厚生労働省は10月4日、さいたま市民医療センターに入院している90歳代の女性患者から、ほとんどの抗菌薬に耐性を示す「NDM‐1」を産生する肺炎桿菌が検出されたと発表した。NDM‐1産生菌の検出は国内で2例目だが、海外渡航歴のない人の感染例は初めてで、国内で感染した可能性が高いとみられる。

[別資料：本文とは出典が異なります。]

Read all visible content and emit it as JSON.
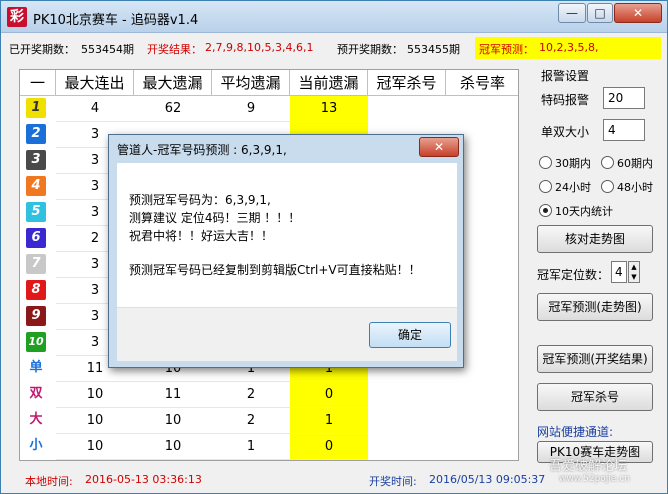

同センターなどによると、患者は8月下旬に入所型高齢者施設から緊急搬送され、誤嚥性肺炎と尿路感染症と診断されて入院。同月末までに入院時の尿から多剤耐性肺炎桿菌が検出されたため、個室管理になった。その後、同センターとさいたま市健康科学研究センターで薬剤感受性の確認検査を実施。同じ結果となったため、国立感染症研究所に検体を送付した。感染研で検体を検査した結果、NDM‐1産生菌と判明した。
患者は4日現在で入院中だが、症状は軽快しており、退院可能な状態。さいたま市民医療センターで多剤耐性を示す菌が検出された入院患者はこの患者だけで、院内感染は認められていないという。
厚労省によると、同センター以外の医療機関からは1日までに6件の多剤耐性菌の検体が感染研に提供されたが、いずれもNDM-1産生菌ではなかった。